# 14 point with a scoop



## fubar (Mar 10, 2008)

Shot this little guy 2 seasons ago and just found the pictures for it so i thought i would share. it had 14 points and a drop tine that got broken off at the base on the left side.


----------



## honkerslayr (Dec 14, 2006)

I'd think about shooting him, not sure though???!!?! :wink: just join Great buck nice work  :beer: love the uniqueness.


----------



## Drake Jake (Sep 25, 2007)

nice buck! he'd go on the wall for sure.


----------



## hogcaller (Dec 13, 2007)

Great buck! He got character!


----------



## fubar (Mar 10, 2008)

yeah i got him put on the wall


----------



## adokken (Jan 28, 2003)

Where in ND did you shoot this buck? the reason I am curious is that there was one with the same drop tine shot on my land two years ago. I am in Mchenry county and I spent houirs trying to get that one with a bow. Anyway it is a nice buck and hope you put it on the wall.


----------



## fubar (Mar 10, 2008)

this deer was shot over by bemidji minnesota off our hunting land. i hunted him throughout bow season and got him in the later part of rifle season. but unless a coyote was chasein him for 200 miles i dont think it is the same deer lol. but its too bad somone got your deer, hopefully one of his little ones grows a nice rack.


----------



## USSapper (Sep 26, 2005)

Nice work


----------



## Jer_Londgren (Mar 21, 2008)

It appears as though the rack is flipping me off.


----------



## fubar (Mar 10, 2008)

yeah, he herd you shot his yearling son lol


----------



## hunt4P&amp;Y (Sep 23, 2004)

Jer_Londgren said:


> It appears as though the rack is flipping me off.


Thats what I thought!

Nice deer congrats!


----------



## Jer_Londgren (Mar 21, 2008)

Fubar, How did that buck make it to that age? Especially with your deer reduction plan you have in place. You Know....If its brown its down. If its a fawn its gone. If its a doe its a go. If its a spike, hold off, sike. If its a fork, grind it up with some pork. If its a nubbin tonight i'll be grubbin. A doe and a fawn, two more shells gone. I can do this all day. 
Just having fun with you Fubar. :sniper: :sniper:


----------



## bandman (Feb 13, 2006)

Jer_Londgren said:


> It appears as though the rack is flipping me off.

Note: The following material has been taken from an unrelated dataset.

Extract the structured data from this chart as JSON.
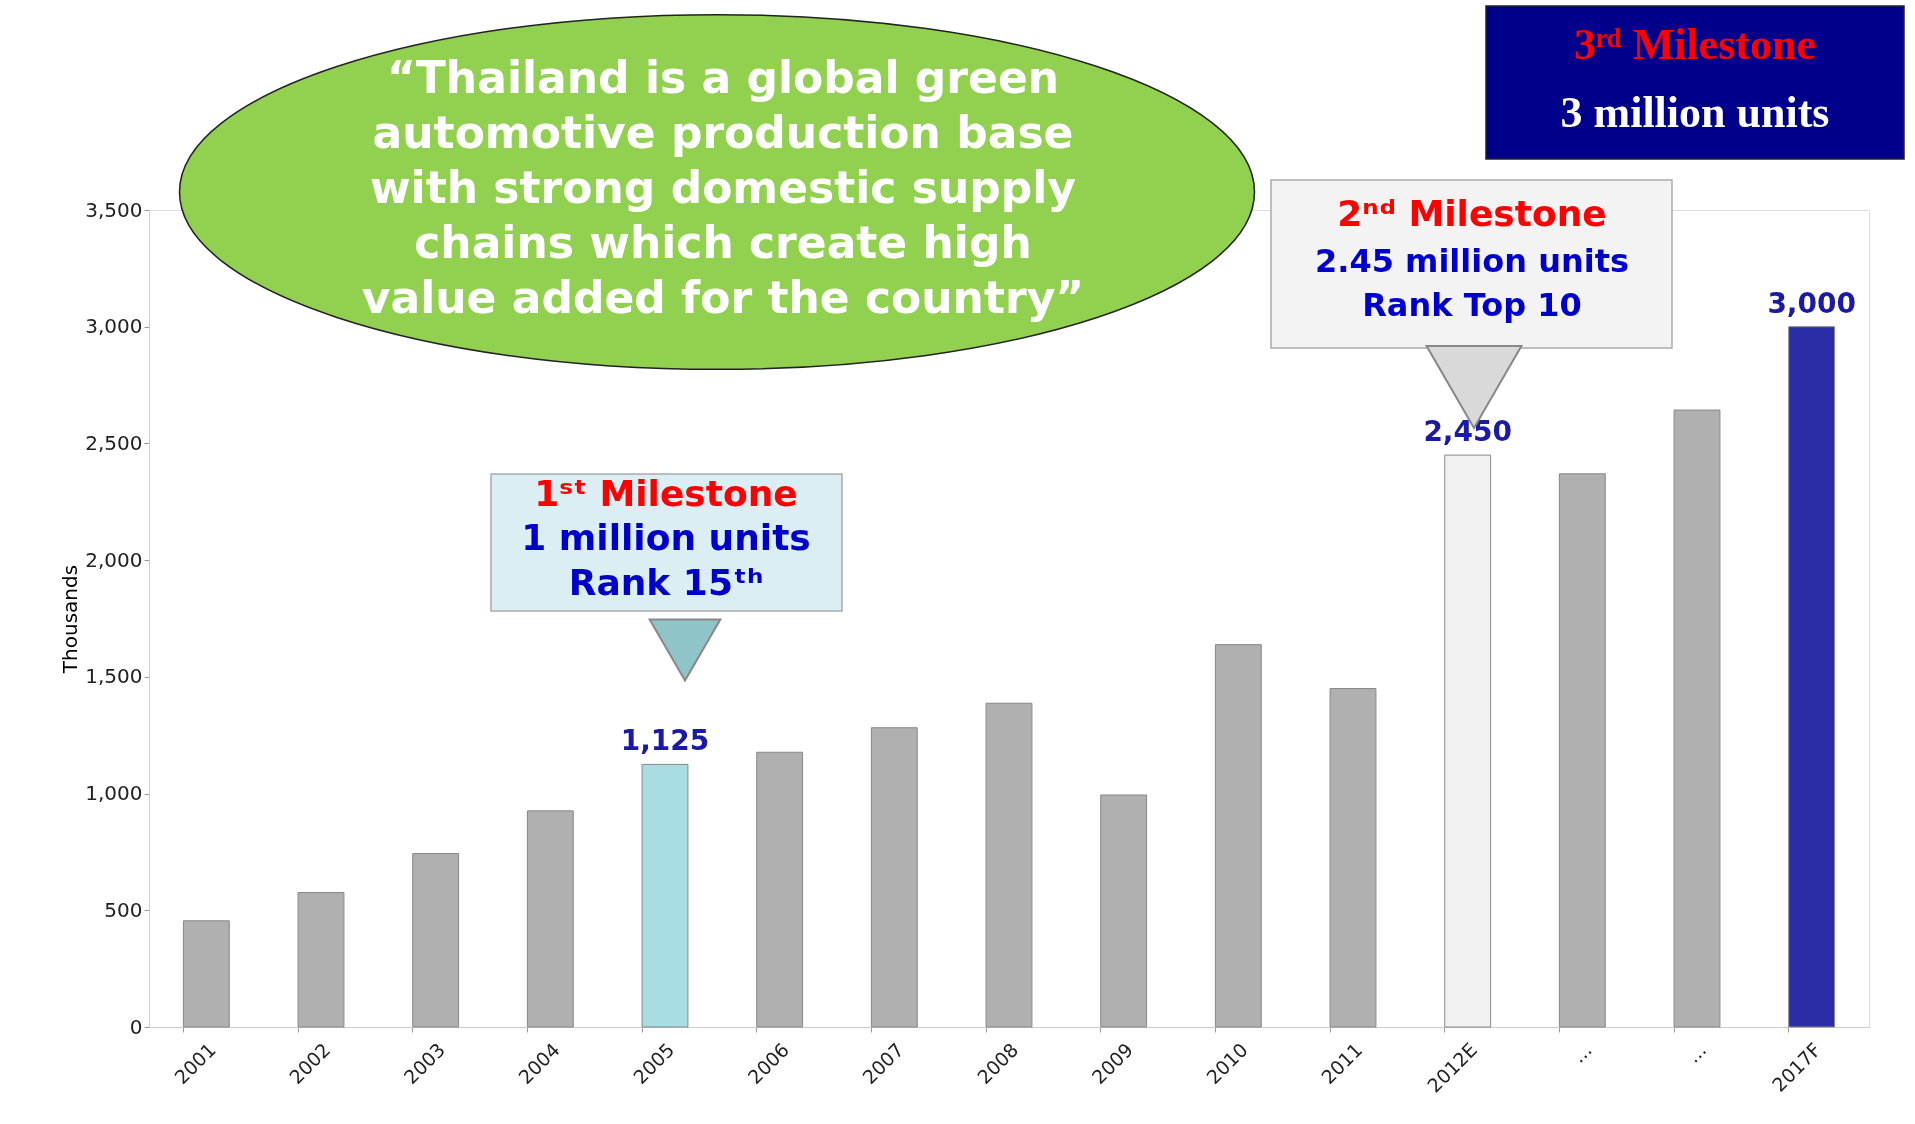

Wow, I didn't even see that the first time I visited.


----------



## fubar (Mar 10, 2008)

lol, i do my part in deer management. you for got the "Fawn Doe..nt tell bruce."


----------



## cuz1455 (Apr 8, 2008)

nice buck. do you ordinarily see scoops in your part of the country?


----------



## fubar (Mar 10, 2008)

nope first one i have seen


----------